When getting input from std::cin
in windows, the input is apparently always in the encoding windows-1252 (the default for the host machine in my case) despite all the configurations made, that apparently only affect to the output. Is there a proper way to capture input in windows in UTF-8 encoding?
For instance, let's check out this program:
#include <iostream>
int main(int argc, char* argv[])
{
std::cin.imbue(locale("es_ES.UTF-8"));
std::cout.imbue(locale("es_ES.UTF-8"));
std::cout << "ñeñeñe> ";
std::string in;
std::getline( std::cin, in );
std::cout << in;
}
I've compiled it using visual studio 2022 in a windows machine with spanish locale. The source code is in UTF-8. When executing the resulting program (windows powershell session, after executing chcp 65001
to set the default encoding to UTF-8), I see the following:
PS C:\> .\test_program.exe
ñeñeñe> ñeñeñe
e e e
The first "ñeñeñe" is correct: it display correctly the "ñ" caracter to the output console. So far, so good. The user input is echoed back to the console correctly: another good point. But! when it turns to send back the encoded string to the ouput, the "ñ" caracter is substituted by an empty space.

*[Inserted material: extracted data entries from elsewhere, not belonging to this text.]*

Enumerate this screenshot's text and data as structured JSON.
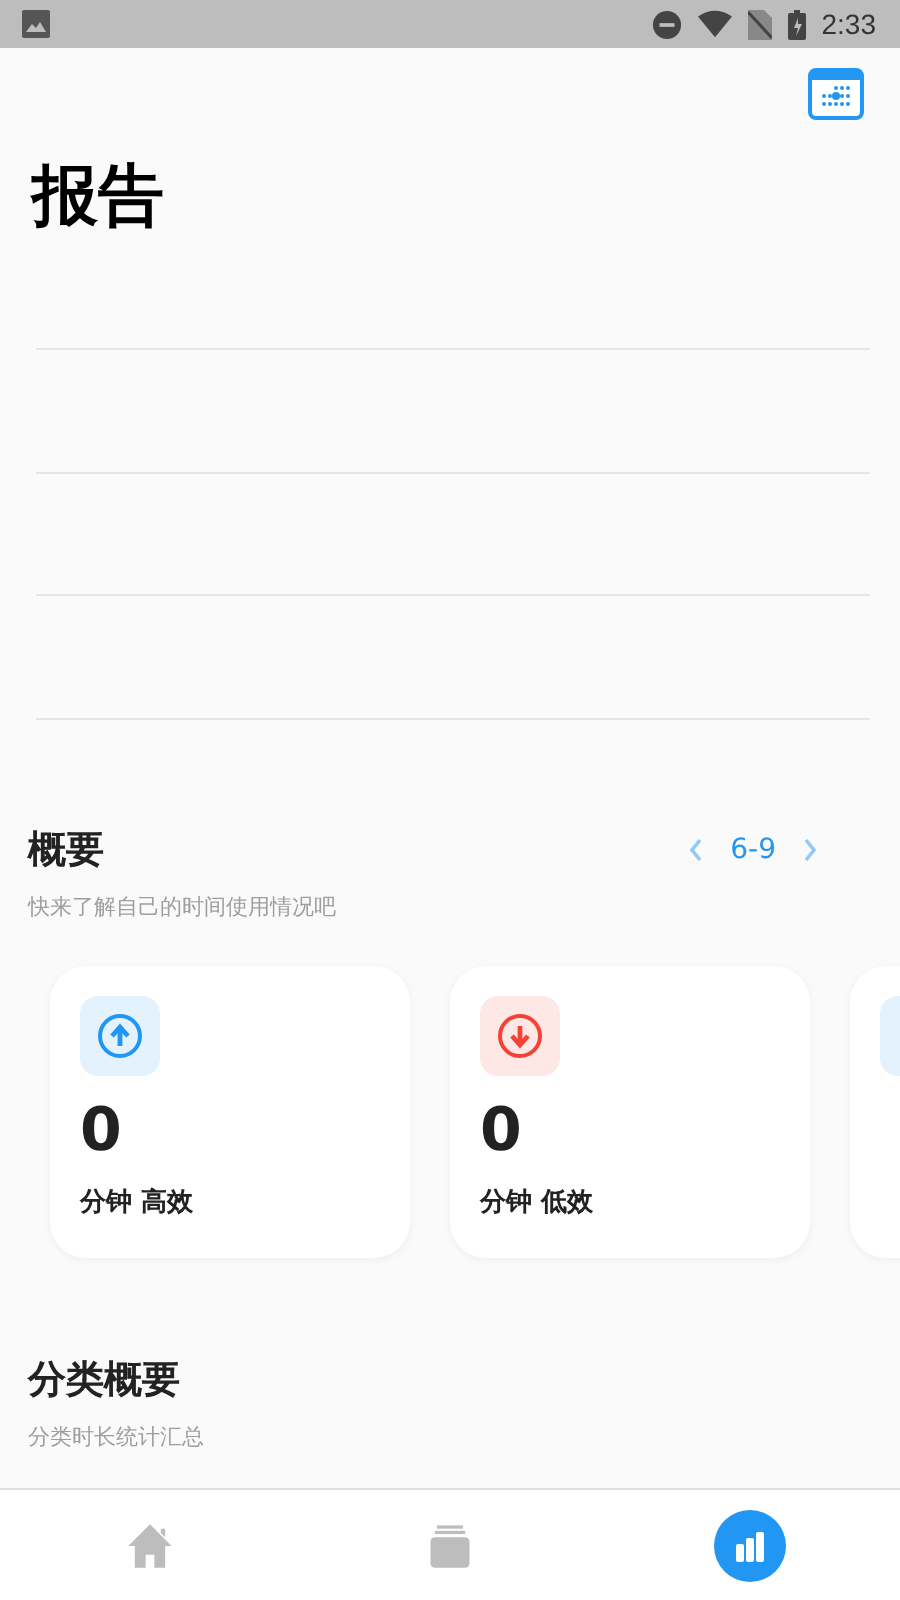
{
  "status_bar": {
    "time": "2:33"
  },
  "header": {
    "title": "报告"
  },
  "overview": {
    "title": "概要",
    "subtitle": "快来了解自己的时间使用情况吧",
    "range": "6-9",
    "cards": [
      {
        "kind": "up",
        "value": "0",
        "label": "分钟 高效"
      },
      {
        "kind": "down",
        "value": "0",
        "label": "分钟 低效"
      },
      {
        "kind": "up"
      }
    ]
  },
  "category": {
    "title": "分类概要",
    "subtitle": "分类时长统计汇总"
  },
  "nav": [
    {
      "kind": "home",
      "selected": false
    },
    {
      "kind": "cards",
      "selected": false
    },
    {
      "kind": "chart",
      "selected": true
    }
  ]
}
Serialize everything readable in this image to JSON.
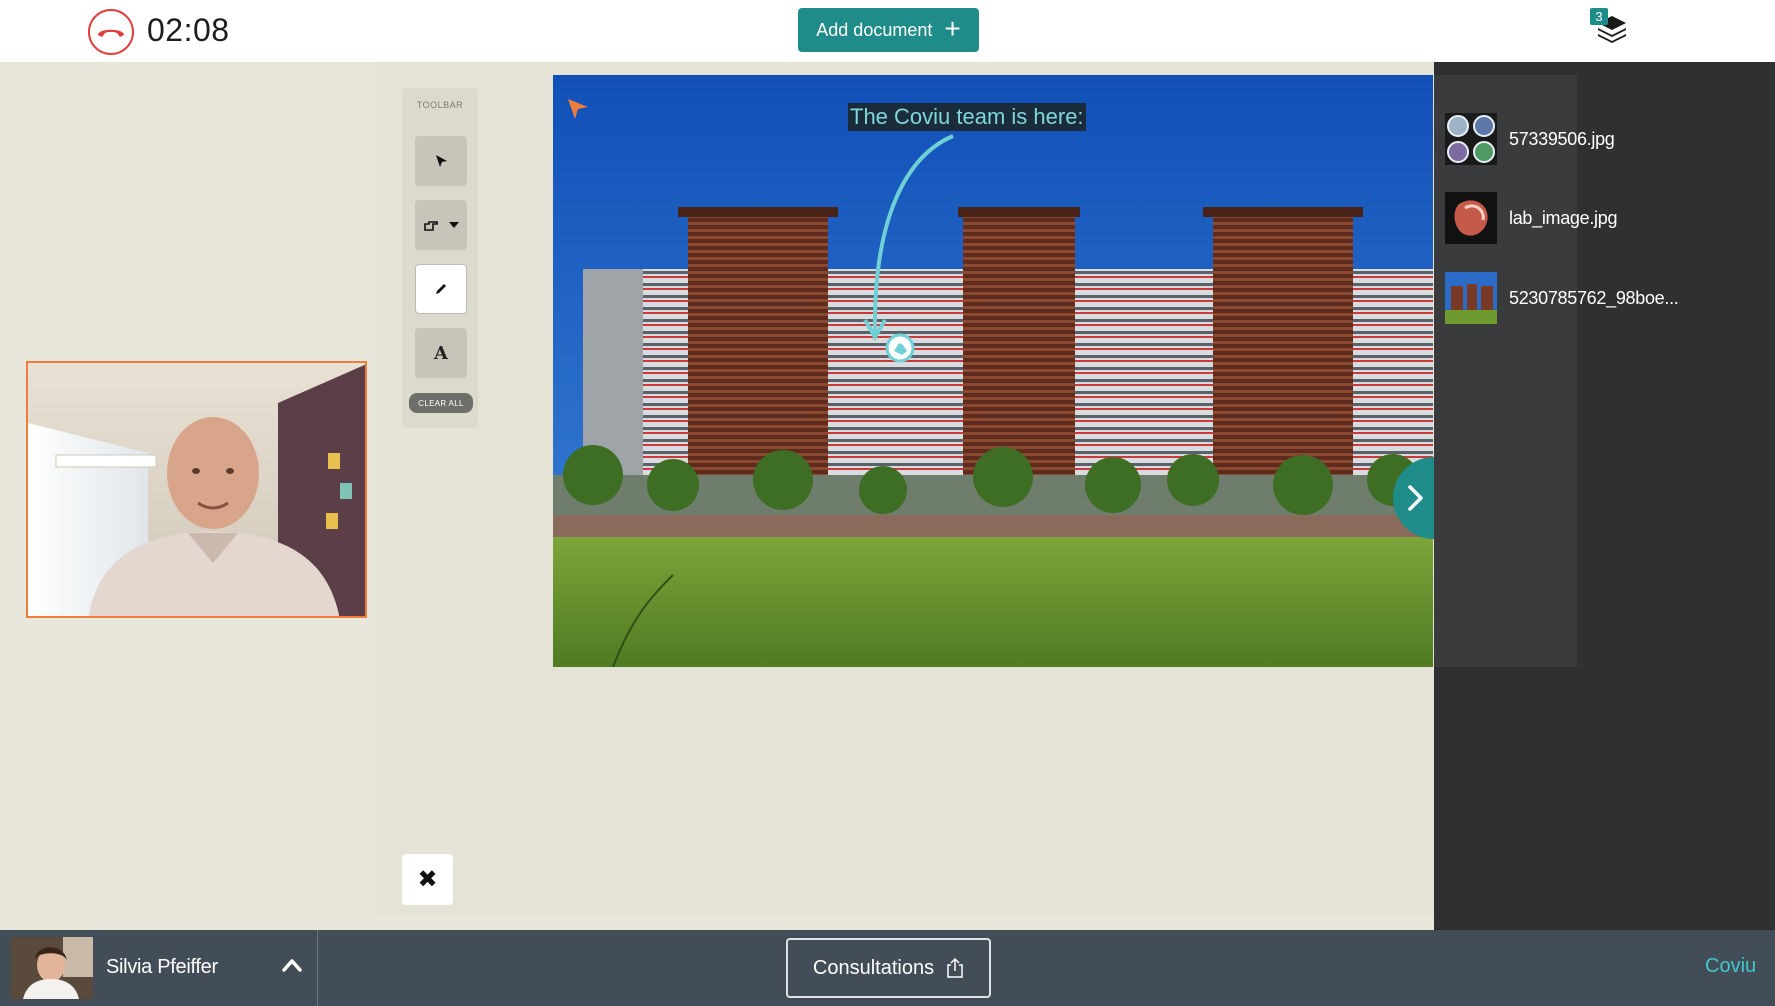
{
  "header": {
    "call_timer": "02:08",
    "add_document_label": "Add document",
    "documents_count": "3"
  },
  "toolbar": {
    "title": "TOOLBAR",
    "text_tool_glyph": "A",
    "clear_all_label": "CLEAR ALL",
    "active_tool": "pen"
  },
  "document": {
    "caption": "The Coviu team is here:"
  },
  "files": [
    {
      "name": "57339506.jpg"
    },
    {
      "name": "lab_image.jpg"
    },
    {
      "name": "5230785762_98boe..."
    }
  ],
  "footer": {
    "user_name": "Silvia Pfeiffer",
    "consultations_label": "Consultations",
    "brand": "Coviu"
  },
  "colors": {
    "accent": "#1f8c8a",
    "hangup": "#e03d3d",
    "video_border": "#ef7d3c",
    "bottom_bar": "#434d57",
    "side_panel": "#2f3031",
    "caption_text": "#7fd7dd",
    "brand_text": "#41c7cc"
  },
  "icons": {
    "hangup": "phone-hangup-icon",
    "add": "plus-icon",
    "layers": "layers-icon",
    "select": "cursor-arrow-icon",
    "pointer": "hand-pointer-icon",
    "pen": "pencil-icon",
    "text": "text-icon",
    "close": "close-x-icon",
    "next": "chevron-right-icon",
    "collapse": "chevron-up-icon",
    "share": "share-upload-icon"
  }
}
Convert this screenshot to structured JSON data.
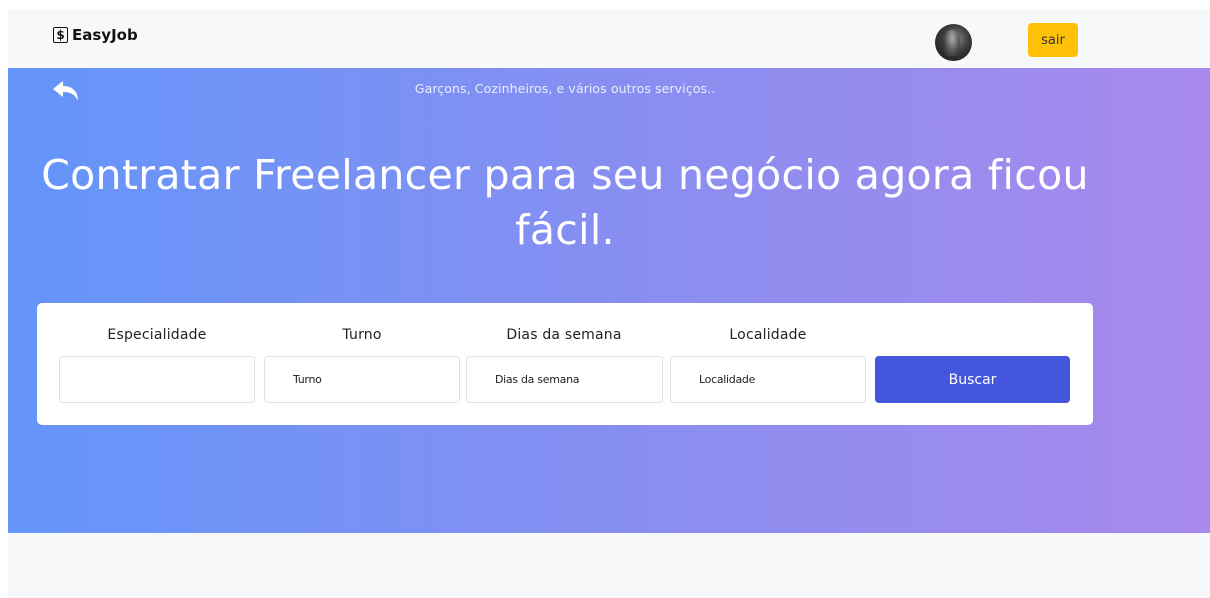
{
  "navbar": {
    "brand_symbol": "$",
    "brand_name": "EasyJob",
    "logout_label": "sair"
  },
  "hero": {
    "subtitle": "Garçons, Cozinheiros, e vários outros serviços..",
    "title": "Contratar Freelancer para seu negócio agora ficou fácil."
  },
  "search": {
    "specialty_label": "Especialidade",
    "specialty_value": "",
    "shift_label": "Turno",
    "shift_placeholder": "Turno",
    "days_label": "Dias da semana",
    "days_placeholder": "Dias da semana",
    "location_label": "Localidade",
    "location_placeholder": "Localidade",
    "submit_label": "Buscar"
  },
  "colors": {
    "logout_button": "#ffc107",
    "search_button": "#4356dc",
    "hero_gradient_start": "#6495fa",
    "hero_gradient_end": "#a889ec"
  },
  "icons": {
    "back": "reply-arrow-icon",
    "brand": "dollar-box-icon"
  }
}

When debugging this program, I see that the variable "in" have captured the input in an encoding that it is not utf-8: for the "ñ" it use only one character, whereas in utf-8 that caracter must consume two. The conclusion is that the input is not affect for the chcp
command. Is something I doing wrong?
UPDATE
Somebody have asked me to see what happens when changing to wcout/wcin:
std::wcout << u"ñeñeñe> ";
std::wstring in;
std::getline(std::wcin, in);
std::wcout << in;
Behaviour:
PS C:\> .\test.exe
0,000,7FF,6D1,B76,E30ñeñeñe
e e e
Other try (setting the string as L"ñeñeñe"):
ñeñeñe> ñeñeñe
e e e
Leaving it as is:
std::wcout << "ñeñeñe> ";
Result is:
eee>
CodePudding user response:
This is the closest to the solution I've found so far:
int main(int argc, char* argv[])
{
_setmode(_fileno(stdout), _O_WTEXT);
_setmode(_fileno(stdin), _O_WTEXT);
std::wcout << L"ñeñeñe";
std::wstring in;
std::getline(std::wcin, in);
std::wcout << in;
return 0;
}
The solution depicted here went in the right direction. Problem: both stdin and stdout should be in the same configuration, because the echo of the console rewrites the input. The problem is the writing of the string with \uXXXX codes.... I am guessing how to overcome that or using #define
's to overcome and clarify the text literals